Selon un article du Miami Herald,
PORT-AU-PRINCE, Haïti- Jeudi, 30 novembre 2023– L’une des figures les plus controversées d’Haïti est de retour dans sa patrie tourmentée après avoir été expulsée jeudi des États-Unis. Guy Philippe, l’ancien commandant de la police haïtienne qui a dirigé une rébellion en 2004 renversant le président Jean-Bertrand Aristide, et qui a ensuite échappé pendant près d’une douzaine d’années aux agents de la Drug Enforcement Administration (DEA) des États-Unis, est arrivé à bord d’un vol de l’Immigration and Customs Enforcement (ICE) en compagnie d’une douzaine d’autres déportés, rapporte le Miami Herald.
Le vol a décollé d’Alexandria, en Louisiane, à 5h57 et est arrivé en Haïti quelques minutes après 10 heures, précise l’article.
Sa présence a été confirmée par le Bureau de la Migration Nationale, chargé de recevoir les déportés renvoyés en Haïti.

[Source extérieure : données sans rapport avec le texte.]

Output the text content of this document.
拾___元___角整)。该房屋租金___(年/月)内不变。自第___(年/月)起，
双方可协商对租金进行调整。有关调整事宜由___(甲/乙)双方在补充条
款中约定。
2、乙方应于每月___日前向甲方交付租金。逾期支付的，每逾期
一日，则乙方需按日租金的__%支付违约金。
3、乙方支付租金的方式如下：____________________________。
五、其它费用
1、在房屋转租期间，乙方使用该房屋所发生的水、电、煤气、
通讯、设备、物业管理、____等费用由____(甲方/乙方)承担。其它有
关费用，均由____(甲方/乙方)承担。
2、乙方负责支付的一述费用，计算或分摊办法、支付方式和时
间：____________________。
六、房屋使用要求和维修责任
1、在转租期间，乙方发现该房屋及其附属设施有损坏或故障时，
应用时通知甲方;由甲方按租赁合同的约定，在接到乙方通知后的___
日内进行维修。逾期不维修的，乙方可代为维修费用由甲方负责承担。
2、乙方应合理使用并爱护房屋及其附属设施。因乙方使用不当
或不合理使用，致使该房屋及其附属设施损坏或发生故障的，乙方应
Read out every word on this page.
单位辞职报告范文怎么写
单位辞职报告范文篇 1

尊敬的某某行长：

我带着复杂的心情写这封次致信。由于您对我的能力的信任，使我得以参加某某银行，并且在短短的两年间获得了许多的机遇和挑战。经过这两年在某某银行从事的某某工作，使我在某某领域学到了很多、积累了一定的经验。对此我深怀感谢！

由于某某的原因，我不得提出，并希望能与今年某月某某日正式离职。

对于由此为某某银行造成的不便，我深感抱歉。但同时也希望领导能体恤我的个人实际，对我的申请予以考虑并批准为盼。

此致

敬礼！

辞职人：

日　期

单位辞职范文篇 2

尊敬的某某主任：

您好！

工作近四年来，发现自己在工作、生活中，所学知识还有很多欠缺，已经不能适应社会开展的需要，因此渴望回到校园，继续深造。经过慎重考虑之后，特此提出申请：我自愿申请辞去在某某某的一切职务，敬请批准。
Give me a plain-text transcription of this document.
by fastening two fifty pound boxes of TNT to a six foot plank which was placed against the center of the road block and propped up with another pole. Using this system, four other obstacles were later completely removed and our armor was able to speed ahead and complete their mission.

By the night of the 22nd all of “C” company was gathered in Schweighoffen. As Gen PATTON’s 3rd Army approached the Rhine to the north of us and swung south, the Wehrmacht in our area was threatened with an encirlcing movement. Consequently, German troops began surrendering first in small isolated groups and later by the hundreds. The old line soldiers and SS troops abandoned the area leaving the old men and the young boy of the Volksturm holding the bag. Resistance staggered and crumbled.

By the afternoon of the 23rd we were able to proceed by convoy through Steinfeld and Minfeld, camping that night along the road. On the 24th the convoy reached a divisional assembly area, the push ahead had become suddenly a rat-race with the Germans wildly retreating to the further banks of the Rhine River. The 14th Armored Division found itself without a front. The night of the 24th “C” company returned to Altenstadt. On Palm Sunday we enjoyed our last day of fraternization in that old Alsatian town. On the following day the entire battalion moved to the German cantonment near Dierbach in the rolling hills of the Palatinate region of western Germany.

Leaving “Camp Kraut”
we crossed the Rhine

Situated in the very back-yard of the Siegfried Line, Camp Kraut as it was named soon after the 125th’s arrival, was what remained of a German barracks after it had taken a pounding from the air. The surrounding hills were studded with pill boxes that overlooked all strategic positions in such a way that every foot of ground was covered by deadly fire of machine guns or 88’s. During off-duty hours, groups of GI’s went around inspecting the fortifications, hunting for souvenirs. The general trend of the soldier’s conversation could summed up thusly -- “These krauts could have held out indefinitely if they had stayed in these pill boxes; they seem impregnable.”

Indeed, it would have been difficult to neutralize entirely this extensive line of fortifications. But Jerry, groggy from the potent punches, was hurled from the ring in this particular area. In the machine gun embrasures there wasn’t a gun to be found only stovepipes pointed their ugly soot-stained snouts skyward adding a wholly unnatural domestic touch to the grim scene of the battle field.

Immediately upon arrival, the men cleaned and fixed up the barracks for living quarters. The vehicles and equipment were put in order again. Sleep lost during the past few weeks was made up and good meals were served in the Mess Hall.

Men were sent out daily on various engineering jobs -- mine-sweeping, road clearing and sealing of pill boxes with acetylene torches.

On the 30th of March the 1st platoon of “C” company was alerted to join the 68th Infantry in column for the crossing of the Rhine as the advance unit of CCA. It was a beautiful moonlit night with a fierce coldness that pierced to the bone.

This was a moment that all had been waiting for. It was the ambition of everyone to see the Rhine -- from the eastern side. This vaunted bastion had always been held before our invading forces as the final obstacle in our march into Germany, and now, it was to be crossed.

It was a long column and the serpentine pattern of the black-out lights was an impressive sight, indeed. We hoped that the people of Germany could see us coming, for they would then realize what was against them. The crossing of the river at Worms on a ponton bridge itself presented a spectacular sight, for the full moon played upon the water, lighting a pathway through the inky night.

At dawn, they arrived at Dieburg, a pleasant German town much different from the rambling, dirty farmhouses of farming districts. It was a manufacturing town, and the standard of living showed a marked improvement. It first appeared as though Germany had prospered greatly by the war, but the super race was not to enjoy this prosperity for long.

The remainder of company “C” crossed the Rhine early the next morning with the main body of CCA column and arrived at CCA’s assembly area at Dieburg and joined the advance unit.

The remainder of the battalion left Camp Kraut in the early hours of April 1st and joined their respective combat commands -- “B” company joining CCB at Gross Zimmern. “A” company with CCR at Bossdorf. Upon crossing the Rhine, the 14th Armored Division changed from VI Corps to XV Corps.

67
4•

En 2017, Philippe a été condamné à neuf ans de prison par un juge fédéral de Miami après avoir plaidé coupable d’une conspiration de blanchiment d’argent impliquant des allégations selon lesquelles il aurait empoché plus d’un million de dollars de trafiquants de cocaïne colombiens.
Malgré un accord avec les procureurs fédéraux pour éviter de passer le reste de sa vie en prison, il a continué de clamer son innocence et a accusé les autorités américaines de l’avoir “enlevé” d’Haïti, où il se rendait pour prêter serment en tant que sénateur lorsqu’il a été arrêté par la police haïtienne.
En septembre dernier, Philippe a été libéré d’une prison fédérale d’Atlanta et transféré en garde à vue de l’immigration après avoir tenté plusieurs fois de faire réduire sa peine tout en se représentant lui-même avant et pendant l’ère de la pandémie.
Plusieurs responsables haïtiens contactés par le Miami Herald avant l’arrivée du vol ont déclaré n’avoir pas été avertis par le Département de la Sécurité intérieure du retour imminent de Philippe.
Une liste des passagers du vol, envoyée à Port-au-Prince, ne comportait initialement que 17 noms, tous des personnes renvoyées pour avoir enfreint la loi sur l’immigration américaine, selon le Bureau de la Migration Nationale d’Haïti.
La présence de Philippe en Haïti, un pays encore sous le choc de l’assassinat de son président en 2021 et maintenant confronté à l’expansion constante de gangs armés hors de la capitale et dans ses campagnes, suscite des inquiétudes compte tenu du paysage volatile, du vide de leadership en cours et de la popularité et des liens politiques de Philippe.
Lors des élections de 2016, Philippe s’est présenté pour représenter la région rurale de Grand’Anse en tant que sénateur, et a remporté le scrutin.
Son arrestation a eu lieu au début de janvier 2017 alors qu’il visitait une station de radio dans la capitale avant sa prestation de serment. Il a ensuite été remis à la DEA.
Bien que Philippe ait tenté de revendiquer l’immunité contre les poursuites en tant que sénateur élu en Haïti, il a fini par plaider coupable en avril 2017 à l’accusation de conspiration de blanchiment d’argent.
L’accord lui a permis d’éviter un procès pour une accusation de trafic plus grave qui aurait pu le condamner à la prison à vie.
Au lieu de cela, il a fait face à une peine pouvant aller jusqu’à 20 ans pour la condamnation de blanchiment d’argent et a obtenu moins de la moitié de cette peine de la juge de district américaine Cecilia Altonaga.
La condamnation de Philippe a mis fin à une enquête fédérale sur le trafic de drogue, le blanchiment d’argent et la corruption aux plus hauts niveaux du gouvernement haïtien, qui a débuté dans les années 2000 lorsque l’île d’Hispaniola, partagée par Haïti et la République dominicaine voisine, est devenue un hub tristement célèbre pour l’expédition de cocaïne sud-américaine vers les États-Unis.
Pendant des années, Aristide, renversé en 2004 lors d’une révolte armée dirigée par Philippe, avait été enquêté par un grand jury fédéral de Miami pour avoir accepté des pots-de-vin liés à la drogue, bien que des accusations n’aient jamais été portées.